屏幕里又过了一晚上,两人已经换了过来。
祁愿顶着张起灵的壳子准备洗漱,【张起灵】却猛地窜过来拉住她的手,交换之后头也不回地进了卫生间。
“哈哈哈哈!”王胖子拍着桌子狂笑,“小哥怕她用他的身体上厕所!这也太真实了!上次亲完都没害羞成这样,现在上个厕所倒害羞了!”
吴邪笑得眼泪都快出来了:“哈哈哈哈,本来没那么在意,现在越来越在意啊。”
黑瞎子推了推墨镜,咧嘴笑道:“哑巴这反应速度,刚才窜过去那一下,比在墓里打粽子还快吧?”

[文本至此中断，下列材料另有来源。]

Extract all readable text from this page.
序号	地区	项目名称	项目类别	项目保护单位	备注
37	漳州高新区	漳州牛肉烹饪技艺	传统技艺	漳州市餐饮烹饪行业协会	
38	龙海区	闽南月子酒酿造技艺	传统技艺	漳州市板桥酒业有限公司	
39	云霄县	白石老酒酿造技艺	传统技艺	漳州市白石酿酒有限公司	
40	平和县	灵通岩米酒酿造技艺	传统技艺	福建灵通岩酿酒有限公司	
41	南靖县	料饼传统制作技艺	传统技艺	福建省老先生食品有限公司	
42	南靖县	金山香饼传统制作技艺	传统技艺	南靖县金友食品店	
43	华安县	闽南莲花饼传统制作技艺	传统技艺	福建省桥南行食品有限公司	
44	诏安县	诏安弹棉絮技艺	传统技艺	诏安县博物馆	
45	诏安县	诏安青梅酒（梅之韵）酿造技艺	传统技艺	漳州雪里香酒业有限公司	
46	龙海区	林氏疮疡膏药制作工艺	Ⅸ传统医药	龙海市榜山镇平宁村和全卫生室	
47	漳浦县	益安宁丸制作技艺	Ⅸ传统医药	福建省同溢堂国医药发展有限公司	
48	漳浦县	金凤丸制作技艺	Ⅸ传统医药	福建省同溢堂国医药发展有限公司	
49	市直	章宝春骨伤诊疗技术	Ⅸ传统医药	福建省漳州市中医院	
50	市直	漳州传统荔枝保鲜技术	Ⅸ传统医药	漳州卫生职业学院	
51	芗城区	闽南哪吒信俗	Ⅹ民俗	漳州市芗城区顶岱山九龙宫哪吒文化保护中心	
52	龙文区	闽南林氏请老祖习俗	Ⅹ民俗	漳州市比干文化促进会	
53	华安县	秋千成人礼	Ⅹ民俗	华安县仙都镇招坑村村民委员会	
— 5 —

屏幕上祁愿的声音充满了笑意:“这时候才来害羞,不觉得太晚了吗?之前这么多天,我都摸过多少次了?你的长/短我都知道得一清二楚。”
“闭嘴!”【张起灵】罕见的带了情绪。
解雨臣也忍不住笑了:“祁愿调侃他那几句话,可真是毫不留情。”
“卧槽!”王胖子整个人从椅子上弹起来,笑得直不起腰,“祁愿这张嘴啊!长/短都知道一清二楚?她是真的什么都敢说啊!”
吴邪捂着脸,耳朵都红了:“这姑娘太生猛了。小哥被她说得都炸毛了,‘闭嘴’两个字都喊出来了,我认识小哥这么久,什么时候听他用这种语气说过话?”
“绝了。”黑瞎子放下勺子,双手合十朝屏幕拜了拜,“祁愿同志,我黑瞎子服了。敢这么当面把哑巴张怼到耳根发红的人,您是第一个,可能也是最后一个。”
张起灵把啤酒罐放在桌上,双手交握放在膝上,整个人的姿态像是在抵御某种无形的攻击。
屏幕里祁愿很快收敛了玩笑,难得露出认真的神色,和【张起灵】道歉。
吴邪放下手中的筷子,语气认真起来:“她真的在反思。不是那种随口说说的‘我错了’,是真的觉得自己之前用测试当借口去亲他,对小哥不太尊重。”
黑瞎子难得没有插科打诨,叼着烟说:“她认真了。之前那些撩拨,逗归逗闹归闹,她没当回事。但从这里开始,她是真的在想,该拿哑巴怎么办。”
“但是!”屏幕里祁愿话锋一转,又恢复了理直气壮的调调,“牵手换身体这种正事,可不能耽误!需要的时候,该牵还得牵!”
张起灵/【张起灵】:“……”
“哈哈哈哈!”王胖子一巴掌拍在大腿上,“帅不过三秒!刚正经了三秒钟就破功了!”
吴邪也笑得不行:“她的脑回路是真的跳跃,从道歉直接跳到该牵还得牵,中间一点过渡都没有。这谁能跟得上啊?”
“哑巴跟不上是正常的。”黑瞎子笑得直捶桌子,“这谁能跟上啊,哈哈哈!”
屏幕里还在继续,两人像是小夫妻一样上班下班各忙各的,气氛正当和谐,黑瞎子的手下来了,带来了格尔木疗养院的信息。
吴邪的脸色变了,手里的筷子“啪”地放在桌上:“焚烧炉?他们是在销毁证据还是在处理实验失败的人?”
张起灵的表情没有太大变化,但握着啤酒瓶的手指微微收紧了些。
王胖子注意到他这个小动作,伸手拍了拍他的肩膀。
屏幕里两人开始讨论计划,空间里的人也忍不住讨论起来。
“她怎么知道会收到调令?”王胖子愣了一下,随即反应过来,一拍脑门,“哦对!张启山的人一直在盯着她,肯定想办法把她调过去,半路下手。”